Total | Cash (50% of Total) | Restricted Stock (50% of Total) | ||||||||||||||||||||||
% of Salary | Amount ($) | % of Salary | Amount ($) | % of Salary | Amount ($) | |||||||||||||||||||
Chief Executive Officer | 114.9 | 581,973 | 54.9 | 290,989 | 54.9 | 290,984 | ||||||||||||||||||
Chief Financial Officer | 82.4 | 237,997 | 41.2 | 119,003 | 41.2 | 118,994 | ||||||||||||||||||
Chief Executive Officer, Tri-State Insurance Agency | 23.0 | 46,494 | 23.0 | 46,494 | — | — |
2018 Retention Awards
We made special retention awards to each of our NEOs in 2018 in the form of time-based restricted stock. These one-time awards were intended to recognize and reward the NEOs for their performance and their role in the growth of the Company following the acquisition of Community Bank of Bergen County, NJ in January 2018 and its subsequent integration into the Company. The retention awards are also intended to provide the NEOs with additional incentives to remain employed with us, as such awards will vest in three annual installments, subject to the NEOs' continued employment through the applicable vesting date.
Executive | Retention Award ($) | |||
Anthony Labozzetta | 239,610 | |||
Steven M. Fusco(1) | 131,784 | |||
George Lista | 95,832 |
(1) | Mr. Fusco resigned from the Company effective March 8, 2019. |
Executive Benefits
The Company’s executive compensation program include base salary, annual cash incentive awards, long-term incentive awards and other benefit and perquisites, such as retirement programs.
The Company provides select executives certain benefits and perquisites, which the Compensation Committee believes are reasonable and consistent with the Company’s overall compensation philosophy. The Compensation Committee regularly reviews and refines executive benefits to ensure market competitiveness.
Executive Perquisites. The Company provides a limited number of perquisites to key executives that the Compensation Committee believes are necessary for conducting business are reasonable and enable us to attract and retain high performing employees for our key senior management positions. These benefits also allow our executives to maintain direct contact and involvement with current and prospective customers, as well as non-profit organizations in the communities in which we do business.
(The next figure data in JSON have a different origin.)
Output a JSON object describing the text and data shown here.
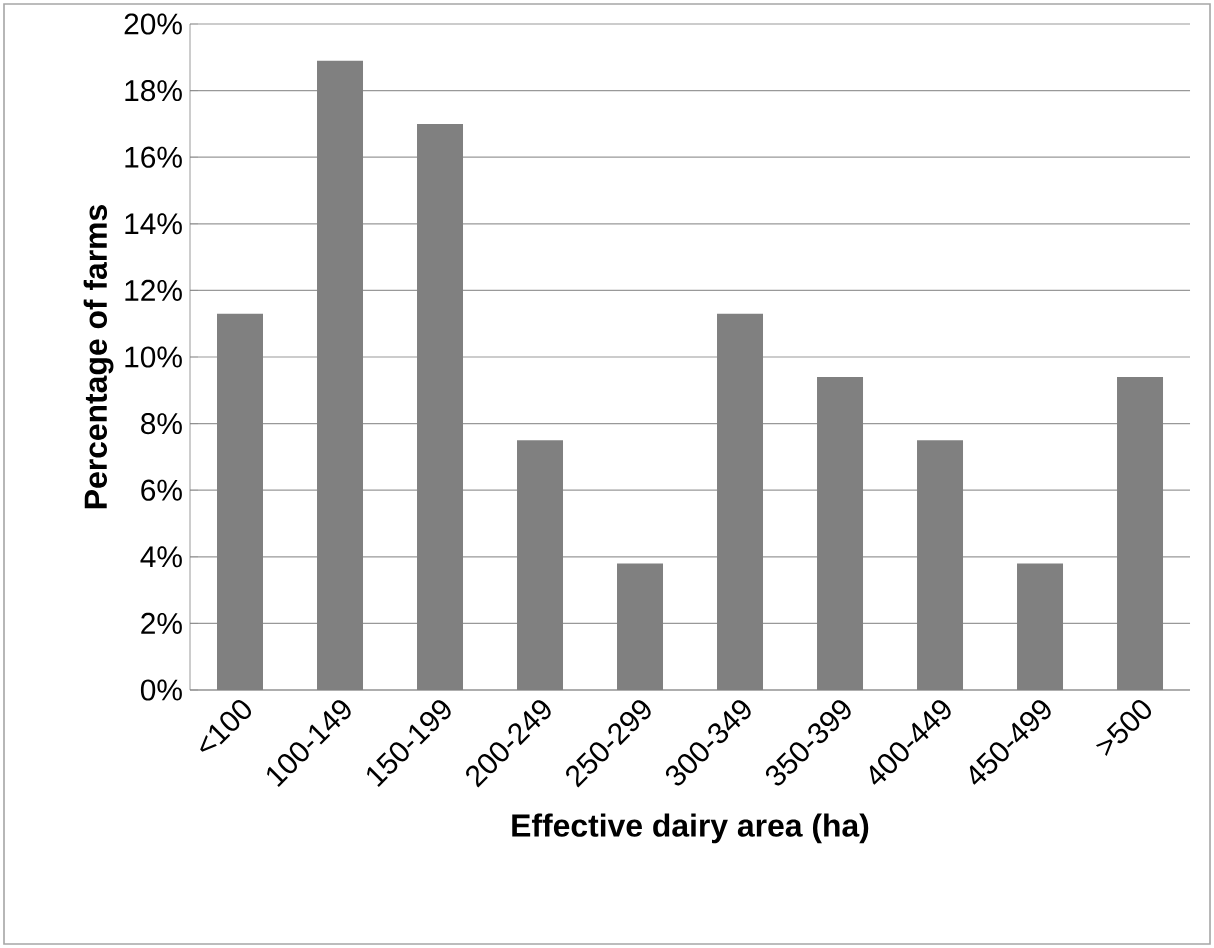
{
  "chart_data": {
    "type": "bar",
    "xlabel": "Effective dairy area (ha)",
    "ylabel": "Percentage of farms",
    "categories": [
      "<100",
      "100-149",
      "150-199",
      "200-249",
      "250-299",
      "300-349",
      "350-399",
      "400-449",
      "450-499",
      ">500"
    ],
    "values": [
      11.3,
      18.9,
      17.0,
      7.5,
      3.8,
      11.3,
      9.4,
      7.5,
      3.8,
      9.4
    ],
    "color": "#808080",
    "ylim": [
      0,
      20
    ],
    "yticks": [
      {
        "value": 0,
        "label": "0%"
      },
      {
        "value": 2,
        "label": "2%"
      },
      {
        "value": 4,
        "label": "4%"
      },
      {
        "value": 6,
        "label": "6%"
      },
      {
        "value": 8,
        "label": "8%"
      },
      {
        "value": 10,
        "label": "10%"
      },
      {
        "value": 12,
        "label": "12%"
      },
      {
        "value": 14,
        "label": "14%"
      },
      {
        "value": 16,
        "label": "16%"
      },
      {
        "value": 18,
        "label": "18%"
      },
      {
        "value": 20,
        "label": "20%"
      }
    ],
    "grid": "y"
  }
}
The Compensation Committee periodically reviews the levels of perquisites and other personal benefits provided to the named executive officers.
The primary perquisites are: corporate owned automobiles for certain executives, club memberships for certain executives and life insurance programs. These perquisites represent a relatively insignificant portion of the total compensation of each named executive officer. The aggregate incremental cost to the Company for these perquisites is set forth in the Summary Compensation Table under the “All Other Compensation” column and related notes.
Risk Management
The Compensation Committee annually reviews our executive compensation program to ensure it does not encourage unnecessary or excessive risk taking. In reviewing the program for risk, the goal of the Compensation Committee is to design an executive compensation program that encourages prudent risk management and discourages inappropriate risk-taking by granting balanced portfolio of executive compensation that includes fixed and variable pay, annual and long-term pay, cash and equity.